2. Renaming the pages and redirect all requests for the old pages to the new pages.
3. Submit a new sitemap to Google.
I got put into the supplemental pages and see I made a stupid mistake by forgetting to keep my meta descriptions unique. I've made the changes along with a few others and was thinking this would be the fastest way to get re indexed, rathar than waiting for the pages to get moved back to the regular index.?
But still the W3C uses uppercase letters in it's URLs?
Many do. In the case of the W3, change the case to lower and watch what happens. They force the correct case.
Wiki uses mixed case in their URI's too. I just noticed that they have a flaw in their implementation. If there are underscores separating words, you can change the case on the second/third words and they do not correct it. They do if you change the case on the first word. That could present problems.
I typically have followed the "all lower case" mantra. I'm a Windows person and haven't really given this too much thought until it was just brought up. You don't expect anyone to link to you in a mixed case format. But, if you're on a Windows machine and haven't taken this into consideration, there may be issues to contend with.
This kind of ties in with competitor sabotage. What's to stop someone from building a site full of links that link to your site using mixed case? :(
regarding case sensitivity, i can implement a code fix for pages, basically, my code works for any page that doesn't have session variables or other variables after "?"
it works for
it also works but des pick up the bits after the "?"

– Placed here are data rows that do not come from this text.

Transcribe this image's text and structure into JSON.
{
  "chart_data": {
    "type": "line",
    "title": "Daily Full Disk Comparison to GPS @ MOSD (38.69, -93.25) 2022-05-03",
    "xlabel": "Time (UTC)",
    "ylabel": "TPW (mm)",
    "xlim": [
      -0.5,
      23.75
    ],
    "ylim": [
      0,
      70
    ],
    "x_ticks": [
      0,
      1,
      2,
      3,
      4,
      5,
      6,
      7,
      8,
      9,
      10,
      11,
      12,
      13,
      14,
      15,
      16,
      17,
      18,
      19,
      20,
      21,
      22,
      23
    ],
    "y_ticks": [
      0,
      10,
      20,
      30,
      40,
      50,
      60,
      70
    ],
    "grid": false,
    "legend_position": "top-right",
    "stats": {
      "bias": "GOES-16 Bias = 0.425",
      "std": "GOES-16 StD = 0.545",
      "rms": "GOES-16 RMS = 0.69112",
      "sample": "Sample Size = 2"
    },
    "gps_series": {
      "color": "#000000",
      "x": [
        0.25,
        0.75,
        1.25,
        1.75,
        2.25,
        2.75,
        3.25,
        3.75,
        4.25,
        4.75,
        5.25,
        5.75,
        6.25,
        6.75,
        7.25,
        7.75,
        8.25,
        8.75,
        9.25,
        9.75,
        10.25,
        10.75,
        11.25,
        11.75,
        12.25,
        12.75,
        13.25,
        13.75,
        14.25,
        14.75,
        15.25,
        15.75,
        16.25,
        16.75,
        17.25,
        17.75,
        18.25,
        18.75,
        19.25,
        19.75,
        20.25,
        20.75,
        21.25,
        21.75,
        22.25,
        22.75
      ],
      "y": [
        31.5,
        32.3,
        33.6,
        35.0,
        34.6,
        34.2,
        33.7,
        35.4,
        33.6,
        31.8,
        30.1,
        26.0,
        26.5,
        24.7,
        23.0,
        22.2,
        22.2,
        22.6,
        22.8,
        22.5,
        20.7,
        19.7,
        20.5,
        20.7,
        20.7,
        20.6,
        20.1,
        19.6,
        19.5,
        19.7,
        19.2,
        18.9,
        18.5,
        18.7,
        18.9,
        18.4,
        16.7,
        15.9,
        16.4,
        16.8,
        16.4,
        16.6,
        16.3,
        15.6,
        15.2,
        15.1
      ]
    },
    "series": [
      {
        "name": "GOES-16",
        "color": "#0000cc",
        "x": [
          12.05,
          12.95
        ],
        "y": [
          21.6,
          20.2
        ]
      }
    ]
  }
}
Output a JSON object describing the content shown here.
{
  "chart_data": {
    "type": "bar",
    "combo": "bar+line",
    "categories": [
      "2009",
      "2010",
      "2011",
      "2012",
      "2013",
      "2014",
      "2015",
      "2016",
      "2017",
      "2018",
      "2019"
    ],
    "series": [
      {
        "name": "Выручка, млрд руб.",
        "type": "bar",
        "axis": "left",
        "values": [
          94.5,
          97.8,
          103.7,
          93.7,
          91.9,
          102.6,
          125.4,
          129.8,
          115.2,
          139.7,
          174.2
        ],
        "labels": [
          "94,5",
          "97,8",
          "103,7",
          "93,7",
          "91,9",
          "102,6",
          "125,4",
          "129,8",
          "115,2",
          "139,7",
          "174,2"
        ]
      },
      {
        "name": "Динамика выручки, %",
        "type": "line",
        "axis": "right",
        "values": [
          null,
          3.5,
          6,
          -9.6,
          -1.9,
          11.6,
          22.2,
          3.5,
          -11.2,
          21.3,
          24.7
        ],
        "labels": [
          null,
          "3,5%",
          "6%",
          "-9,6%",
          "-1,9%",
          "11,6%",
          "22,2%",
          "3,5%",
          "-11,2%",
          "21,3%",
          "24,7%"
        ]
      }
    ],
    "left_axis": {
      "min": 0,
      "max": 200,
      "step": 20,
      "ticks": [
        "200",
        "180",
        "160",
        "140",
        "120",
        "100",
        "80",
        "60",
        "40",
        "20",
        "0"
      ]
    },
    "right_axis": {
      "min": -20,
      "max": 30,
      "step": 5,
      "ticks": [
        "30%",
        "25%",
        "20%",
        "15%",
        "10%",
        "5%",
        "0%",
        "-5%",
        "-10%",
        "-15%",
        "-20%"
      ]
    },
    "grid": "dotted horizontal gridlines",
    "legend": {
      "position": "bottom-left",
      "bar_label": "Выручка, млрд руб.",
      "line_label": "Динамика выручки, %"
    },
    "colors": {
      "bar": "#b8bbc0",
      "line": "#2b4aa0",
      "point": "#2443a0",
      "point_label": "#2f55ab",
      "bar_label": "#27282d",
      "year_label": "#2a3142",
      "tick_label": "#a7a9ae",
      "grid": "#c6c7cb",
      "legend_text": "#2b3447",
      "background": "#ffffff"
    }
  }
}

I'll some more experimenting, but can i ask, is it a general consensus that case insensitivity in MS IIS is a serious duplicate content problem.
my code fix is bound to have a detrimental impact on server performance, so
Thanks for your help
However, when I do a inurl: search in Google I get the exact opposite results. All of the pages that are in thier regular index are listed and, whatever is in supplemental is not listed.
Could someone explain why I get this type of results.